The FCC Wireless Bureau said Wednesday that going forward it won’t announce additional licenses in the 900 MHz broadband segment when they're approved. Instead, the grants will be announced in the bureau’s weekly status public notice. The FCC approved an order five years ago reallocating a 6 MHz swath in the band for broadband while maintaining 4 MHz for narrowband operations (see 2005130057).
Lumen's Global Crossing subsidiary plans to end voice service in California, Michigan, New Jersey, New York, Tennessee and Texas by Sept. 16, it told the FCC on Wednesday. It said its voice services operate "on aging, legacy network equipment, the majority of which is no longer supported by underlying vendors," so repairs and replacements have "become challenging, if not impossible." The company needs to decommission the network to head off an irreparable failure later, it said. The nondominant carrier said affected customers have already been notified and thus have time to arrange substitute services from other providers.
In a 2-1 decision Wednesday, a three-judge panel of the 4th U.S. Circuit Court of Appeals set aside a Maryland district judge’s injunction that had ordered various agencies to reinstate probationary federal employees fired by the Trump administration. The FCC wasn’t one of the agencies, but the action affects DOD and Department of Commerce employees.

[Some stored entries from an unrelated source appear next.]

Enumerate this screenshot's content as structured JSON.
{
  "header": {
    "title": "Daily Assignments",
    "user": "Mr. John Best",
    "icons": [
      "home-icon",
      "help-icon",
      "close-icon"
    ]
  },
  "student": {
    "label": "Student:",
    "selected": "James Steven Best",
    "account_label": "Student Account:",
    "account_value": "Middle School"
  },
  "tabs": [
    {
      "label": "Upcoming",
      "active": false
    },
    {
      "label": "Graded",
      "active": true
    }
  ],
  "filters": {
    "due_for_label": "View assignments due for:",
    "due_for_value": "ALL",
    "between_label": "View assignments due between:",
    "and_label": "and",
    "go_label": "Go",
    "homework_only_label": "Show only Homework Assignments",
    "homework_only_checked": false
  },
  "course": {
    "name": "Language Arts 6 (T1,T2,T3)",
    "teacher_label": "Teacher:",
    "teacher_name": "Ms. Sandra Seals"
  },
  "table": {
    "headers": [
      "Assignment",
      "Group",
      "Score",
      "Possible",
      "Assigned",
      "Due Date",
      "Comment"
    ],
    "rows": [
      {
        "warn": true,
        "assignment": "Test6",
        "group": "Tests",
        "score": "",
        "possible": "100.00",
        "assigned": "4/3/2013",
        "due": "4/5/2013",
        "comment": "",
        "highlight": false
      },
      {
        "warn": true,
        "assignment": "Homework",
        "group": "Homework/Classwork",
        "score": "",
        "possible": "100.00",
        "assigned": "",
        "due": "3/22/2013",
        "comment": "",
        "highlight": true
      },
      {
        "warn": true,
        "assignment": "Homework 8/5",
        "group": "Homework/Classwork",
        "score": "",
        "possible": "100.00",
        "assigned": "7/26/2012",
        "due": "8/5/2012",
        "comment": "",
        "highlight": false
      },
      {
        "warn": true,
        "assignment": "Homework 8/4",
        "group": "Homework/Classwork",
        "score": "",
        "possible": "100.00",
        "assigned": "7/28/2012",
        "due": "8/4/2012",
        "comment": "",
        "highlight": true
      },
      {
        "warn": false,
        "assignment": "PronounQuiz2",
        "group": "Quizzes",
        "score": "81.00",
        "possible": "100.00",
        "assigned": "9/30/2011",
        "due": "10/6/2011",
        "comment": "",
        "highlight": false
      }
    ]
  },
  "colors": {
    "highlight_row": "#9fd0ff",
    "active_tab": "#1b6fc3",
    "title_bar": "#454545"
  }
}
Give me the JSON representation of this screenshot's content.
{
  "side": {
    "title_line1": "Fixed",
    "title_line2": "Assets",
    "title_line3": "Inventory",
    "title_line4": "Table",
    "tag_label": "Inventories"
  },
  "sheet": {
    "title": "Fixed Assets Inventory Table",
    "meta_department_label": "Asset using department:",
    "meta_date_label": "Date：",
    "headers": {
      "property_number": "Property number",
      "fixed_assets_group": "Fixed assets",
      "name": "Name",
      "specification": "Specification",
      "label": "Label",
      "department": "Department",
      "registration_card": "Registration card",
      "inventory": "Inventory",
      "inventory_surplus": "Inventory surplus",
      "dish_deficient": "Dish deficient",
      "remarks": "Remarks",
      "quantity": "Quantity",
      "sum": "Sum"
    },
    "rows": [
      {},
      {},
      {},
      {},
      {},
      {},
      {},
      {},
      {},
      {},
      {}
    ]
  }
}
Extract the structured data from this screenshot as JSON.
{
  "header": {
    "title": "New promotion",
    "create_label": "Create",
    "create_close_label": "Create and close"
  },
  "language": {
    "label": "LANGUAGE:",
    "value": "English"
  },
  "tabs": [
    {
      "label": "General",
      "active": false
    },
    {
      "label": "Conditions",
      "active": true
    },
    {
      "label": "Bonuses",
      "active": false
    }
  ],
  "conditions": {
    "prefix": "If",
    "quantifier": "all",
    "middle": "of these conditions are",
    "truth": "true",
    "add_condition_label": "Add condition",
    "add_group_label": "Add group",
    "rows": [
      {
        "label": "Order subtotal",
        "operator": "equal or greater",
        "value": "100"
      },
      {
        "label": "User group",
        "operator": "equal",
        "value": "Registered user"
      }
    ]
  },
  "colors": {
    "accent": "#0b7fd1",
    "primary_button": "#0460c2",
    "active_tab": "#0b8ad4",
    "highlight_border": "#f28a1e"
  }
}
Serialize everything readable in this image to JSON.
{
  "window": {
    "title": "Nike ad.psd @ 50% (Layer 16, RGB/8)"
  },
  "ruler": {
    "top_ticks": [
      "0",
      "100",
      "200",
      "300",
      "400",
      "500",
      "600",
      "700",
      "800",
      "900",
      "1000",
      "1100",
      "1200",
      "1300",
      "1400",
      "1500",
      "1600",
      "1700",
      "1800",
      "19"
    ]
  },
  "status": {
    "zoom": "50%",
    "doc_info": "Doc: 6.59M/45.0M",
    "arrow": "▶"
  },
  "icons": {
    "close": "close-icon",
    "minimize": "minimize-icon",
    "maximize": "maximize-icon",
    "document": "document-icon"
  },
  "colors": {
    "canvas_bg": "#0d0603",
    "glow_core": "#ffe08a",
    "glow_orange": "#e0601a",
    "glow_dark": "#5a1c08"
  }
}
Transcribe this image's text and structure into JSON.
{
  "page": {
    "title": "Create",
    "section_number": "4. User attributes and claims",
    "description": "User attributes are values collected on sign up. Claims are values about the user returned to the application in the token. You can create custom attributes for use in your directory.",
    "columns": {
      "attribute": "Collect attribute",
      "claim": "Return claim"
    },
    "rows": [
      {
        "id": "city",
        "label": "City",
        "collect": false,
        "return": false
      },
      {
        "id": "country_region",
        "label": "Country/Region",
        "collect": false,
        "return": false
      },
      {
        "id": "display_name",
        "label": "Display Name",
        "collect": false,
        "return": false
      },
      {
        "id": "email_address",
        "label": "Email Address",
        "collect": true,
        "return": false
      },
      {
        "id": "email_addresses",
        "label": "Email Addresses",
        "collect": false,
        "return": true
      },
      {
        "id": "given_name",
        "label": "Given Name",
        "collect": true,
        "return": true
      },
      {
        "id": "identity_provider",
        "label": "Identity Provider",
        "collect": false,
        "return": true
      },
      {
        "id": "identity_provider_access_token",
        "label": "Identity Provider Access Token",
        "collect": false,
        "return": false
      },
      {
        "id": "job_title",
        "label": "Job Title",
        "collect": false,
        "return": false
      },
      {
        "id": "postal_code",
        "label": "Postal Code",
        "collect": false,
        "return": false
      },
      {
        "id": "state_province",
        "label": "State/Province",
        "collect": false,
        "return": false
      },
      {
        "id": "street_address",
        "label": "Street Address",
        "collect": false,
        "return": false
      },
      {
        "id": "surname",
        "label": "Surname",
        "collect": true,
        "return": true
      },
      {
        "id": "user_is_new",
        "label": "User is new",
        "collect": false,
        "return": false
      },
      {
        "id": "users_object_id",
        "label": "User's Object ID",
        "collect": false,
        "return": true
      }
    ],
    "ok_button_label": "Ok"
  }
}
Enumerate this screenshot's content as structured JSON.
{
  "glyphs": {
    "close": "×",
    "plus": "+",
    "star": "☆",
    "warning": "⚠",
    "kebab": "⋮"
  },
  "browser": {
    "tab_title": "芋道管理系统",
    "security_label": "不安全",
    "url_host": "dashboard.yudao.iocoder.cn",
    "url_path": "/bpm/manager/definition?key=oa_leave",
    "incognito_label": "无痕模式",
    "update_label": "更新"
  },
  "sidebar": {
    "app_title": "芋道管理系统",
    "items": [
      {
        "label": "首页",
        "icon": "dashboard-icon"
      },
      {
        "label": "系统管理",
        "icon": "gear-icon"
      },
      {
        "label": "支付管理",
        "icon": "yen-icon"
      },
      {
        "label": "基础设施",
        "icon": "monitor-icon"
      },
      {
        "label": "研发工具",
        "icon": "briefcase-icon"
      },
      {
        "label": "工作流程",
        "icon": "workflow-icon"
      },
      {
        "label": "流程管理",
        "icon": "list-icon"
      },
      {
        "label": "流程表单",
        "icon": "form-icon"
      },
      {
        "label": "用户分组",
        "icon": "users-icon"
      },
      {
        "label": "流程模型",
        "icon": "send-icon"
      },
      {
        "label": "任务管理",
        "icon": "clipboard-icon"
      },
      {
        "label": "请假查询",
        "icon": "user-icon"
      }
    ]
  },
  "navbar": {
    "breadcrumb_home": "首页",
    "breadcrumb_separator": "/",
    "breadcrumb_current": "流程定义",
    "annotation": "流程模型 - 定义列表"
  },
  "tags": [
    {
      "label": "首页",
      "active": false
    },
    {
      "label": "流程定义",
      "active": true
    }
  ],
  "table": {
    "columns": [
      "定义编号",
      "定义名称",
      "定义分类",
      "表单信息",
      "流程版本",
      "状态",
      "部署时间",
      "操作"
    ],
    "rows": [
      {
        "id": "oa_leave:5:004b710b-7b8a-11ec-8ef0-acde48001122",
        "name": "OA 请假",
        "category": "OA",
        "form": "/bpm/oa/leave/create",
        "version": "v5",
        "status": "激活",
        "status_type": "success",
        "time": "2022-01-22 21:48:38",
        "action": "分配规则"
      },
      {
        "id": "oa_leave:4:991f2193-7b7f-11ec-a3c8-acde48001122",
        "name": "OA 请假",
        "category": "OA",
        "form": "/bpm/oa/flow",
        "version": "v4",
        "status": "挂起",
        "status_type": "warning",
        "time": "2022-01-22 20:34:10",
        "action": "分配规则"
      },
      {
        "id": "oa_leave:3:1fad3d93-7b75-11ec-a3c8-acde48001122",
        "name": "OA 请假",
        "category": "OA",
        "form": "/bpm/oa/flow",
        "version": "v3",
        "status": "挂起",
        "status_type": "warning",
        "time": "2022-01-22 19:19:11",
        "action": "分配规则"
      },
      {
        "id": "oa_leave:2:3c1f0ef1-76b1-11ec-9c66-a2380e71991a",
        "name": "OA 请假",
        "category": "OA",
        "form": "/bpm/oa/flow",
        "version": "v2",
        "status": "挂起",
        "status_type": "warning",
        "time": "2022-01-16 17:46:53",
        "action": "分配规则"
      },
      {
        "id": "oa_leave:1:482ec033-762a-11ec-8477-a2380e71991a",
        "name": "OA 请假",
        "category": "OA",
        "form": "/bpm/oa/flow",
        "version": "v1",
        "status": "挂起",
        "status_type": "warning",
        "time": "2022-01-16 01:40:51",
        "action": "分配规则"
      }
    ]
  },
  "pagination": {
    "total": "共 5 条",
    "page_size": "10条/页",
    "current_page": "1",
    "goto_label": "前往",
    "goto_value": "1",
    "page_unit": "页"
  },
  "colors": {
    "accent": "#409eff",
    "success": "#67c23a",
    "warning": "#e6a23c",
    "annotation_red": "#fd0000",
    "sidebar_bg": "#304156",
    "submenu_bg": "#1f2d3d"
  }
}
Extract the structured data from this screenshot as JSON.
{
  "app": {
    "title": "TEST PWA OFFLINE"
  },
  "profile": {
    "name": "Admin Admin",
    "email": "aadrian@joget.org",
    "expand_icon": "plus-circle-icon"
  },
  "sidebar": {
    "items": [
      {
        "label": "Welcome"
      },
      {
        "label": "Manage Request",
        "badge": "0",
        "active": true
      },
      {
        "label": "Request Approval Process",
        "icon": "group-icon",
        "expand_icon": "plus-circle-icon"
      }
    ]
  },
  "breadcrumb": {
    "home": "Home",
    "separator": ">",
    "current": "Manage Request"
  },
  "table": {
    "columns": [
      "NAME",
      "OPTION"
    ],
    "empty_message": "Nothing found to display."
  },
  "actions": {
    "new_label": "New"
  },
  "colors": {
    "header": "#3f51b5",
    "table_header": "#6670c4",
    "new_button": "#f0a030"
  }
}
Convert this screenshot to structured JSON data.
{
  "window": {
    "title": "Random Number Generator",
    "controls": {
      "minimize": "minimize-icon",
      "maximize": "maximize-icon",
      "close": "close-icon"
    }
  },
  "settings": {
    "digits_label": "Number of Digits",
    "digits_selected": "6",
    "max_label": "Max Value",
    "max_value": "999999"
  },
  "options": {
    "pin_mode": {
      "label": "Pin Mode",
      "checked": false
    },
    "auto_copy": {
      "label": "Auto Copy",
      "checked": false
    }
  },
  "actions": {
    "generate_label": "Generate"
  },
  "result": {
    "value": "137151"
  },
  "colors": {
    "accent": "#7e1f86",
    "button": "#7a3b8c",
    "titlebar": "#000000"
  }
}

The White House executive order requiring agencies to review and cancel contracts with and security clearances held by Jenner & Block is within the executive branch’s authority and intended to protect national security and taxpayer dollars, said a DOJ filing Tuesday. Jenner & Block frequently practices before the FCC. The order “directs agencies to do what they should already be doing, declines to contract with entities who act inconsistently with valid social policies regarding discrimination, and calls for the lawful examination of security clearances and government access,” it said. Jenner & Block’s request for the U.S. District Court for the District of Columbia to block the order should be dismissed, DOJ said, since the government “has every right to use its procurement power” to discourage “discriminatory practices” such as diversity initiatives. Jenner & Block’s objections to provisions of the order directing agencies to issue guidance limiting the firm’s lawyers’ access to federal buildings and agency staff are premature, DOJ said. Since no such guidance has yet been issued, “this Court should reject them as unripe without even reaching the merits.” Jenner & Block “can only guess the degree to which agency heads will limit government access.”